The issue was highlighted by Nylon Gatsheni who filed a class action on behalf of other residents at the Bulawayo High Court citing Environment minister, BCC and Edmund Campion Takawira Shonhiwa trading as Pelandaba West Housing Project as respondents.
“The residents use nearby bushes as toilets. The lack of water and sewer connection is a recipe for disaster of serious proportions. This court will take judicial notice of the fact that this country, particularly Harare, was recently hit by a devastating cholera epidemic. In general, cholera is fatal and is caused by drinking contaminated water. Many innocent lives were lost. Unless the residents of Pelandaba West Housing Project are connected to water supply, a crisis will occur,” Gatsheni said.
In his founding affidavit, Gatsheni further said he had brought to the court a class action in terms of Class Action Act Chapter 8:17, adding his application was seeking to challenge the authorities’ failure to connect water to the residents of Pelandaba West.

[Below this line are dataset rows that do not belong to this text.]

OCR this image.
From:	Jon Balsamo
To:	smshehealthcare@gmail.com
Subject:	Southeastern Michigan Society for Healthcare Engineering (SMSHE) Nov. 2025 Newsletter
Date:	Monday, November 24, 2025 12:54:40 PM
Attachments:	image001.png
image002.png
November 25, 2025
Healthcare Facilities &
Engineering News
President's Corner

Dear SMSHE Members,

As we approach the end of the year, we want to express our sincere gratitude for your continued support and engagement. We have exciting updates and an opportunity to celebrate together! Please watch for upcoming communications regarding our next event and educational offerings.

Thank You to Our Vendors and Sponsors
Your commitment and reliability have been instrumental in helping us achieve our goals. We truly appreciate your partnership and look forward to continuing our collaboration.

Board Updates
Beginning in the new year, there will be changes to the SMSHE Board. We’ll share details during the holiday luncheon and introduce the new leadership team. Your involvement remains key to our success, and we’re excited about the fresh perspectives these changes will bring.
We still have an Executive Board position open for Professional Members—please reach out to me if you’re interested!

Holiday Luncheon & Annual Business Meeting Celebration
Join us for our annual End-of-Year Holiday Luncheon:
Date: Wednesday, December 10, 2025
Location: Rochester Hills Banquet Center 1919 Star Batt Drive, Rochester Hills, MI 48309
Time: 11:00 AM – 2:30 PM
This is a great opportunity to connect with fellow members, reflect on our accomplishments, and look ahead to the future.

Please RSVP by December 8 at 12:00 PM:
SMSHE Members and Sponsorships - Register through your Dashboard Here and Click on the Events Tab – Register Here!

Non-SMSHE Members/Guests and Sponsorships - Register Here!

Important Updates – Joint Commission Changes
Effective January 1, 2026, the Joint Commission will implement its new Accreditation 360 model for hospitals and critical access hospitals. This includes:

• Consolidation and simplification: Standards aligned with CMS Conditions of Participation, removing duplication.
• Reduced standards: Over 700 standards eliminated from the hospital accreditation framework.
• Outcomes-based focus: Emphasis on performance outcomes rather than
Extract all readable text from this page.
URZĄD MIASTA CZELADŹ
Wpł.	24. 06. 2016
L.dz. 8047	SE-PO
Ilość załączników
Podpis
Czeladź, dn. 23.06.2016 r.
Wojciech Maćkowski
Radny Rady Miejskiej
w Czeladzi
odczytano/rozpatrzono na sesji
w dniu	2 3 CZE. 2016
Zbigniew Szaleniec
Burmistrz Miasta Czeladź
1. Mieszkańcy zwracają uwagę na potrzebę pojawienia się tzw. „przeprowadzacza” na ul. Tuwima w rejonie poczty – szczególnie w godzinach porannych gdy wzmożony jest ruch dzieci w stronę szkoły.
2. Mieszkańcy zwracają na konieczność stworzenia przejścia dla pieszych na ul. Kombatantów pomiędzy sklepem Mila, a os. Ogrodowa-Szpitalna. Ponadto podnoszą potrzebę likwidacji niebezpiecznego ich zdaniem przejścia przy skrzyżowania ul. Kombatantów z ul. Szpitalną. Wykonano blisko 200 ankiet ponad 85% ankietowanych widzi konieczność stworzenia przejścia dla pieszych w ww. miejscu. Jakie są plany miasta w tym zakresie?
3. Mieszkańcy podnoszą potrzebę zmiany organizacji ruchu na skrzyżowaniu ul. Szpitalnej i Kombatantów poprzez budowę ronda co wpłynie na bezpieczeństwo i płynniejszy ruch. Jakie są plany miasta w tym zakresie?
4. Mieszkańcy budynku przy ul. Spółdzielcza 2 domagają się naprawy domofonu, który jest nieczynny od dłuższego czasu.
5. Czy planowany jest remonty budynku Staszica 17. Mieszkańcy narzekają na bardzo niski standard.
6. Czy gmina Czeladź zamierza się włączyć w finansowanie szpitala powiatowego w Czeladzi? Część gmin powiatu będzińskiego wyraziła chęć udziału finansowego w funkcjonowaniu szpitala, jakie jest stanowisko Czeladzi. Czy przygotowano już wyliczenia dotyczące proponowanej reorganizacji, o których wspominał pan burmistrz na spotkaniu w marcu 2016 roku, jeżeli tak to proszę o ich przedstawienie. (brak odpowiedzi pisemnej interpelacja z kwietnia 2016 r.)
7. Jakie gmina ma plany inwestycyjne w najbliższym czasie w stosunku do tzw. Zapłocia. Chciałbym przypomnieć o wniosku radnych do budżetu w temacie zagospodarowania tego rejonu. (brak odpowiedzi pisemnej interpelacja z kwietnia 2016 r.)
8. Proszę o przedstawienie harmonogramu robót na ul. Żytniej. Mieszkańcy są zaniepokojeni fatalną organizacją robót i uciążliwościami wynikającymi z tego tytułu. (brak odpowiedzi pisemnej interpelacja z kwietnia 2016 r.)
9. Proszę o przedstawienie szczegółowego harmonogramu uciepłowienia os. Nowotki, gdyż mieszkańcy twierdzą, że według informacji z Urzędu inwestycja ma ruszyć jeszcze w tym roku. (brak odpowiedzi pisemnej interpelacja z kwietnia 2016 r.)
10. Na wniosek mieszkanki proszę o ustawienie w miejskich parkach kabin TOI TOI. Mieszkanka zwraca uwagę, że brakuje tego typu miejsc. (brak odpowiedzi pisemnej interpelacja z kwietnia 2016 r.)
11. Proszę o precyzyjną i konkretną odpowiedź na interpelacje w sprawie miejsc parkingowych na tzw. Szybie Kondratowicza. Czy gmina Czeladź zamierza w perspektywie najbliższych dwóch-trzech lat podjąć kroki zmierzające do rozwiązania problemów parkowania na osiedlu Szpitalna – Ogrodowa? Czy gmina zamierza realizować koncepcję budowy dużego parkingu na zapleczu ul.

Gatsheni further said his challenge was anchored on section 77 (a) of the Constitution of Zimbabwe as read with section 6 of the Water Act and section 183 of the Urban Councils Act .
“The application challenges the State’s failure to connect water to the residents of Pelandaba West, Bulawayo. I am a member of a class of persons that are aggrieved by the failure of the respondents (Environment minister, BCC and Edmund Campion Takawira Shonhiwa) to connect water to the residents…” he said.
“I am a registered owner of stand number 927 Pelandaba West, the property has neither water nor sewer connection. I occupied my property in 2015 and the majority of the affected residents took occupation of their respective properties approximately during that period. This is the challenge that is faced by approximately 200 stands owners who live with their families.”
Gatsheni also said over 800 people are resident in the suburb and the absence of water and sewer reticulation system was posing a serious health risk for them.
“I buy water from neighbouring townships at a cost $15 per month. All the stand owners and their families also buy water at approximately $15 per month,” he said.